D’UN TRAIT – DU 15 MAI AU 13 JUILLET 2019

      

D’un trait, celui qui relie les travaux de Serge Bloch et Fabio Viscogliosi réunis dans cette exposition. Un trait dessiné à main levée pour y retrouver la part aérienne d’un voyage sur la feuille de papier, le désir d’aller à l’essentiel avec le minimum de représentation possible. D’un trait, cette expression qui évoque les trajets que l’on fait sans escale, pour y relever le mouvement de la main. Tous deux dessinent, dans une pratique quotidienne, comme dans une respiration de la vie.
Serge Bloch dessine.
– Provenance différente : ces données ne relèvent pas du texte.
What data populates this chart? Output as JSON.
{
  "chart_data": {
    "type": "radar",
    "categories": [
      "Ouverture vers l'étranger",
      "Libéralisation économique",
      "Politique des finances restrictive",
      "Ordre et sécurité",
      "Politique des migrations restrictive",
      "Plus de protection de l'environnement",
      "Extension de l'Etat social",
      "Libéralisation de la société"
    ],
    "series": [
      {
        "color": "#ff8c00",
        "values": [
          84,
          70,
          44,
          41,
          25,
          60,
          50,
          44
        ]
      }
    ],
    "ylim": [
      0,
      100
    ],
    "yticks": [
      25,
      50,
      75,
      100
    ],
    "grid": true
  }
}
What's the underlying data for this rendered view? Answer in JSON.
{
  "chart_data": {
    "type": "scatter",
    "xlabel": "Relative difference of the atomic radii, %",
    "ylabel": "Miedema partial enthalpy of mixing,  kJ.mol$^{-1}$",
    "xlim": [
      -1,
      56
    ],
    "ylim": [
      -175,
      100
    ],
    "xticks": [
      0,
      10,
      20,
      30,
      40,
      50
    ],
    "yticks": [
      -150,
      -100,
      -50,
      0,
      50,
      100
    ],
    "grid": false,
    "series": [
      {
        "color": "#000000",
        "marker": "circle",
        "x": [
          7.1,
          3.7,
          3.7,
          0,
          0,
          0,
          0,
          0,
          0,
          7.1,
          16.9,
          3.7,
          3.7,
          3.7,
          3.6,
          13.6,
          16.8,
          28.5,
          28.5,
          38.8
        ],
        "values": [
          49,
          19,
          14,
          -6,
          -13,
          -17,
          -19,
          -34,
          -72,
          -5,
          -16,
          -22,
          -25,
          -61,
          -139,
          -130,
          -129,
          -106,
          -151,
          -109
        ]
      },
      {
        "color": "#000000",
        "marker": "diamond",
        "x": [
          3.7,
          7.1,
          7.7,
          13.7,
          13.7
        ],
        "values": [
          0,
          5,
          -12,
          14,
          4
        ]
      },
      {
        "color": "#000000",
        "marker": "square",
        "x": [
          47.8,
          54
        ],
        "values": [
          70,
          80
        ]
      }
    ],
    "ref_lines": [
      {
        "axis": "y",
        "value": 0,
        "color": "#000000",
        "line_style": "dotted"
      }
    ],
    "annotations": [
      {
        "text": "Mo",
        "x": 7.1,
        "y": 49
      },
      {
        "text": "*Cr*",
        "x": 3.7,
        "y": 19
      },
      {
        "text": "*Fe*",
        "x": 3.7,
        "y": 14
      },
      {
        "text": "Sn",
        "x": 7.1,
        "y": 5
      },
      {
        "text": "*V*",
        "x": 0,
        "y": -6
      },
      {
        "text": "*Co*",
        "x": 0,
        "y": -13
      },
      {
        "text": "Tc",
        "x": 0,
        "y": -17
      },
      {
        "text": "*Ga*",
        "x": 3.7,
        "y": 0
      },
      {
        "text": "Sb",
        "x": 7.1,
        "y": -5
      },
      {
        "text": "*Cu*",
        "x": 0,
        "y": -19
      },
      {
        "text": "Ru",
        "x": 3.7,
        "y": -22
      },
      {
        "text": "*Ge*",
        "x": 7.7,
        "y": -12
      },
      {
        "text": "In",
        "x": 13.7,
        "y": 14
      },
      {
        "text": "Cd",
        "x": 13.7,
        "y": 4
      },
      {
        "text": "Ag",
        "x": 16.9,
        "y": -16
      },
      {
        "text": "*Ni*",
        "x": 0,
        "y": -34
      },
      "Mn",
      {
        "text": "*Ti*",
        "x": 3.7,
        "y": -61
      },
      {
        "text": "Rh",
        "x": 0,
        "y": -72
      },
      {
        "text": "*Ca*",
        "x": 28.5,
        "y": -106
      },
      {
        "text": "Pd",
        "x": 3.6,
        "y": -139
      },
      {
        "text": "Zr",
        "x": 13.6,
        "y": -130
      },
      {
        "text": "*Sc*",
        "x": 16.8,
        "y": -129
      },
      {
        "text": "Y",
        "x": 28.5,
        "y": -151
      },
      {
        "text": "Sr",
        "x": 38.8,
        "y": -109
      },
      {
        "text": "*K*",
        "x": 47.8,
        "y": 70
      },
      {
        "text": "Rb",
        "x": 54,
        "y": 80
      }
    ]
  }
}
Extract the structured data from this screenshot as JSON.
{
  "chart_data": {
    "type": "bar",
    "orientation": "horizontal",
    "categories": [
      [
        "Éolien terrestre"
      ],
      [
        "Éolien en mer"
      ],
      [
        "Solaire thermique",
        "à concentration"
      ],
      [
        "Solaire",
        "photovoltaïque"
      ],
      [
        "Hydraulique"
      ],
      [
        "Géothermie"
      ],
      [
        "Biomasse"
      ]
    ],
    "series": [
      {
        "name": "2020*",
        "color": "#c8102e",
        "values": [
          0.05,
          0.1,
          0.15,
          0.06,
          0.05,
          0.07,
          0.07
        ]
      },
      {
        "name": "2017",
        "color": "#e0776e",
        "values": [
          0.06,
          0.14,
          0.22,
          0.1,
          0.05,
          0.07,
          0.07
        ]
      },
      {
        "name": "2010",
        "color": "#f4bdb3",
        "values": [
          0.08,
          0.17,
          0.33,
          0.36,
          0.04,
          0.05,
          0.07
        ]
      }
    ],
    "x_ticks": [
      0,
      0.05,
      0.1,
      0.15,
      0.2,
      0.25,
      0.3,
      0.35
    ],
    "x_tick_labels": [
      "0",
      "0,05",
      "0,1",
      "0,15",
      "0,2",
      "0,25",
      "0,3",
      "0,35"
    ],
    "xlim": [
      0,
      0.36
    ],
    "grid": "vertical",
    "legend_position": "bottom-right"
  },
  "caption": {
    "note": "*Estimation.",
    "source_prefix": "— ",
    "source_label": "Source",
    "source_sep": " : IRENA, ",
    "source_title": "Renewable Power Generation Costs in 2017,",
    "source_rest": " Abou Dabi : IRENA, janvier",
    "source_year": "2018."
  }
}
On a tous le souvenir de son personnage SamSam dans Pomme d’Api édité chez Bayard Jeunesse, de ses dessins de presse dans le New York Times, Le Monde, Télérama, Psychologies, La Vie, Le Nouvel Observateur, Marianne, Libération…il a illustré plusieurs centaines d’ouvrages, on retrouve ses dessins dans les campagnes publicitaires de plusieurs grandes marques, il a reçu d’innombrables prix. Dans cette continuité artistique les dessins qu’il montre dans ses expositions personnelles laissent entrevoir la même déclinaison d’un humour très subtil soutenu par l’élégance du trait, sa simplicité, son minimalisme, cette recherche d’une esthétique sobre et joyeuse. C’est ce presque rien du trait, cette forme d’éthique et d’ascèse dans la représentation de l’image, qui fait sens dans son travail.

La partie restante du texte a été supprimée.